1 What shall we say then? Are we to continue in sin that grace may abound?
2 By no means! How can we who died to sin still live in it?
3 Do you not know that all of us who have been baptized into Christ Jesus were baptized into his death?
4 We were buried therefore with him by baptism into death, in order that, just as Christ was raised from the dead by the glory of the Father, we too might walk in newness of life.
5 For if we have been united with him in a death like his, we shall certainly be united with him in a resurrection like his. (ESV)
In Romans 6:1-5, Paul describes the relationship which exists between the believer and sin. The believer is dead to sin. Before we were converted, we were dead in our trespasses and sins. Ephesians 2:1-3 says “And you were dead in the trespasses and sins in which you once walked, following the course of this world, following the prince of the power of the air, the spirit that is now at work in the sons of disobedience — among whom we all once lived in the passions of our flesh, carrying out the desires of the body and the mind, and were by nature children of wrath, like the rest of mankind.” (ESV) But when we became alive in Jesus Christ, we became dead to our sin. When Jesus Christ was crucified, our old self was crucified along with Him. And when Jesus Christ was raised from the dead, our new self was raised along with Him.
But I hear an objection to this idea.
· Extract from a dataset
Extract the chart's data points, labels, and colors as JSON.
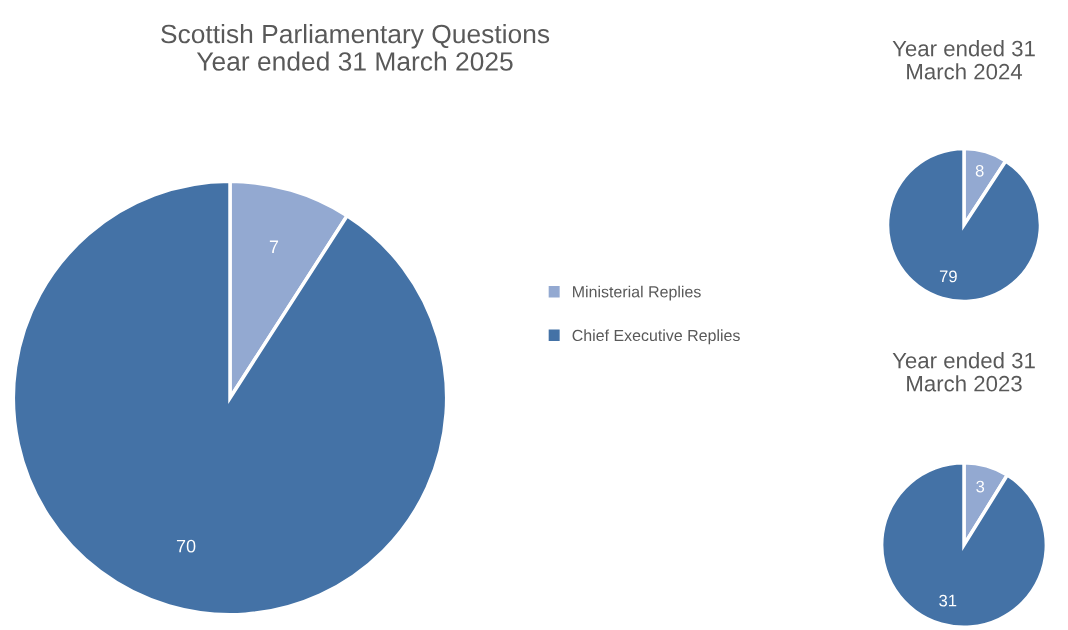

And that objection is coming from me. I don’t feel like I am dead to sin. I feel like sin is still alive and well within me. There is not a day which goes past during which I do not sin multiple times over. Does that mean that I am not a Christian since I struggle so with sin? No, that is not the case, because, if it were true, then there would be no Christians. I am not the only Christian who struggles with sin. The key to gain a better understanding is in Romans 6:2 “How can we who died to sin still live in it?” (ESV) The Christian no longer lives in sin. That does not preclude the Christian from sinning on occasion, but it does preclude a Christian who still lives in sin. The Apostle John put it this way in 1 John 2:1 “My little children, I am writing these things to you so that you may not sin. But if anyone does sin, we have an advocate with the Father, Jesus Christ the righteous.” (ESV) And again in 1 John 3:6 “No one who abides in him keeps on sinning; no one who keeps on sinning has either seen him or known him.” (ESV)
Therefore, belief in the gospel of Jesus Christ not only imputes righteousness, it also gives the power to live a life of righteousness. In Romans 6:4 we read “We were buried therefore with him by baptism into death, in order that, just as Christ was raised from the dead by the glory of the Father, we too might walk in newness of life.” (ESV) This is not talking about what we will be like after we are resurrected. This is talking about a here-and-now fact of life of being a Christian. Here are a couple of more passages from the Apostle Paul, which speak to this idea of walking in the newness of life.
20 But that is not the way you learned Christ!—
21 assuming that you have heard about him and were taught in him, as the truth is in Jesus,
22 to put off your old self, which belongs to your former manner of life and is corrupt through deceitful desires,
23 and to be renewed in the spirit of your minds,
24 and to put on the new self, created after the likeness of God in true righteousness and holiness. (ESV)
2 Corinthians 5:17
17 Therefore, if anyone is in Christ, he is a new creation. The old has passed away; behold, the new has come. (ESV)
So, then, if I am indeed dead to sin, and if I indeed have been raised to walk in newness of life, why do I still struggle with sin so much? Paul is going to answer this question for us in detail in Romans 7:7-25. Here is an excerpt from this passage:
14 For we know that the law is spiritual, but I am of the flesh, sold under sin.
15 I do not understand my own actions. For I do not do what I want, but I do the very thing I hate.
16 Now if I do what I do not want, I agree with the law, that it is good.
17 So now it is no longer I who do it, but sin that dwells within me.
18 For I know that nothing good dwells in me, that is, in my flesh. For I have the desire to do what is right, but not the ability to carry it out.
19 For I do not do the good I want, but the evil I do not want is what I keep on doing.
20 Now if I do what I do not want, it is no longer I who do it, but sin that dwells within me. (ESV)
No, I admit that I may be way off base in the next comment, but I’m going to write it anyway. I may be dead to sin, but my sin is not dead to me. As long as I live in this body of flesh, sin still wants to have control over this corrupted body. Therefore, there is a constant struggle, a constant war, going on between my new self and the sin which wants to gain control over my old body which I am still dragging around. After all, my old body used to belong to sin – it was rightfully the possession of sin. Sin wants nothing more than to regain control over what used to be its rightful possession.